As she transformed her 10 acres into a productive operation, Huether wasn’t working alone. USDA agencies, such as the Natural Resources Conservation Service (NRCS) and Farm Service Agency (FSA), worked closely with Huether to create a sustainable operation, despite the region’s challenging climate.
“I wouldn’t have been able to even start this kind of operation if it hadn’t been for all the agencies coming together to help me under the umbrella of the USDA,” Huether says.
Summers are hot, and dust storms prevail. Winters are bitter cold, and high winds can tear and destroy unprotected plants. This harsh climate also leaves some farmers with a short growing season of 85-90 days to make a living.
Huether quickly learned she needed a way to protect her growing herbs and vegetables from the harsh elements. Her local NRCS field office told her about seasonal high tunnels, or hoop houses.
High tunnels are made of plastic or metal pipe and covered with sheeting, typically made of plastic. Unlike greenhouses, they require no energy to heat, instead relying on natural sunlight to create favorable conditions for growing vegetables and other specialty crops.
“I have probably extended my growing season a good six weeks on either end,” she says. Inside the high tunnel, she uses drip irrigation, which emits water by each of the thyme, rosemary, oregano and tarragon plants, ensuring water isn’t wasted.
USDA’s StrikeForce for Rural Growth and Opportunity initiative funded the high tunnel, and other NRCS conservation programs funded the irrigation system and other practices on her farm. The initiative addresses high-priority funding needs in rural communities in 16 states, including Nevada.
Huether’s farm is an expansive, well-manicured garden full of vegetables, boasting vibrant colors of growing herbs which can be seen just waiting to be harvested and sold.

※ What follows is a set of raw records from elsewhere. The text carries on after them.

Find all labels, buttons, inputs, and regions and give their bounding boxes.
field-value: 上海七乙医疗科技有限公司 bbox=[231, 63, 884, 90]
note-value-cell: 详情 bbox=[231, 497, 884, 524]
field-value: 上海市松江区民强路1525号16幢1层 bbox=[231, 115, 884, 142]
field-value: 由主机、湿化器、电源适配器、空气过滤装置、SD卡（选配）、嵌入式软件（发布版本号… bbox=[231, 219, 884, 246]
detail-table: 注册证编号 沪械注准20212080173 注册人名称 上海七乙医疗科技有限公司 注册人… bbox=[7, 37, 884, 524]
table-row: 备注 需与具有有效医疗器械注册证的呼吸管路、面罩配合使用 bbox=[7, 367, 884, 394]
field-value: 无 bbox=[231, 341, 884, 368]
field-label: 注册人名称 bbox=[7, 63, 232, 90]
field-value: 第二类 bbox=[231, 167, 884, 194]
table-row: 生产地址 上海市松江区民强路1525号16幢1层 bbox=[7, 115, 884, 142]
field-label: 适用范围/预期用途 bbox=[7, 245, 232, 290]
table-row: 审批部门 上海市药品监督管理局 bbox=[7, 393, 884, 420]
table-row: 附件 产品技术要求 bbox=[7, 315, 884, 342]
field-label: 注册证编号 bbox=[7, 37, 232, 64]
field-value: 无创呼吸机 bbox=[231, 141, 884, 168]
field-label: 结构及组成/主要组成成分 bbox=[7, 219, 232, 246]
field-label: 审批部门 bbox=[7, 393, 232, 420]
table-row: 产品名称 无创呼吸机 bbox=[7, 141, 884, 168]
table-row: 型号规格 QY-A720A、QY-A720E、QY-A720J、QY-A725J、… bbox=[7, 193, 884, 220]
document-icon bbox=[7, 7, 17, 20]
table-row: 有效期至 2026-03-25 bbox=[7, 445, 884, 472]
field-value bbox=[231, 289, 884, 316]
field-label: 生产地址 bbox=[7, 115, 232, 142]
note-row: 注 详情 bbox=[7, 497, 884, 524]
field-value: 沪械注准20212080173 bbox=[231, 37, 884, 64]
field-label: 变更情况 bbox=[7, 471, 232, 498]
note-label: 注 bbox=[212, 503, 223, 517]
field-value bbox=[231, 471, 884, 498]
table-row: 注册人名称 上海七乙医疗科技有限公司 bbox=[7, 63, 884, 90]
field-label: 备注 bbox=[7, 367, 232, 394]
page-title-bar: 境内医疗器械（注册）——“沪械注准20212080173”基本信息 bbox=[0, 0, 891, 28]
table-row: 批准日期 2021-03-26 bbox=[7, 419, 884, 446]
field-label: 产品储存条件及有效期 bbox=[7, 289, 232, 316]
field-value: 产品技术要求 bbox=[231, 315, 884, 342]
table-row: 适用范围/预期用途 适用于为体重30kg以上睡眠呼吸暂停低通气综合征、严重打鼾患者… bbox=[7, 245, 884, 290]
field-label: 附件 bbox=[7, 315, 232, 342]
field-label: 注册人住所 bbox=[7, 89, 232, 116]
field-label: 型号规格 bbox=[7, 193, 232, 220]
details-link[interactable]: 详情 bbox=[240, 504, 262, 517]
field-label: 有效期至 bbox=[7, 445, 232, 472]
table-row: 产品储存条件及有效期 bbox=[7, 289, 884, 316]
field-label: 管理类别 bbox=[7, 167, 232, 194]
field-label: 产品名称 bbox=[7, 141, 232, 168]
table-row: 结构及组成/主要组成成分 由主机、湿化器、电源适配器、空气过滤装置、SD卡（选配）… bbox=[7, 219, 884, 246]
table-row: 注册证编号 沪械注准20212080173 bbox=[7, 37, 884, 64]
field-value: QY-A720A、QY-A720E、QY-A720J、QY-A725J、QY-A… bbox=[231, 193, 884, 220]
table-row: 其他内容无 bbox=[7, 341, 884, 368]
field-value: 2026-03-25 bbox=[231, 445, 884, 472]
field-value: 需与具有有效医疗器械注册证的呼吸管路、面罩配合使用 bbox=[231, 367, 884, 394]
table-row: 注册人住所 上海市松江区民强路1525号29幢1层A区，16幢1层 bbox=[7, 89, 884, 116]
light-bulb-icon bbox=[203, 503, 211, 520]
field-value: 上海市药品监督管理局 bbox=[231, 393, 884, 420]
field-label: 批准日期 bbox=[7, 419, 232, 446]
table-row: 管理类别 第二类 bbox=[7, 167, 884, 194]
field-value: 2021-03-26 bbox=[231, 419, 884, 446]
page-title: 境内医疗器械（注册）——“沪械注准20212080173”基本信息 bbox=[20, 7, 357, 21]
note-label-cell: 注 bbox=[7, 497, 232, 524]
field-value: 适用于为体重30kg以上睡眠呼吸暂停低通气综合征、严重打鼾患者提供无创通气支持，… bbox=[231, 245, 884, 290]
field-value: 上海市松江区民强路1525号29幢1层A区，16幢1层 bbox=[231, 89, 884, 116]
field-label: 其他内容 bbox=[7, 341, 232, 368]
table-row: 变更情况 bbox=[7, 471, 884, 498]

Because there aren’t many agriculture producers in her area growing fresh, local, affordable food, she now has a steady stream of customers, including people who stop by the farm and buyers from local businesses and restaurants.
“I’m continuing to grow my business through the local restaurants,” she says. “More and more of them are excited about taking on my local produce in season.”
“This community has been wonderful to us. They were so welcoming, and they really love seeing what I’m doing. They can’t wait to see what I am going to come up with next.”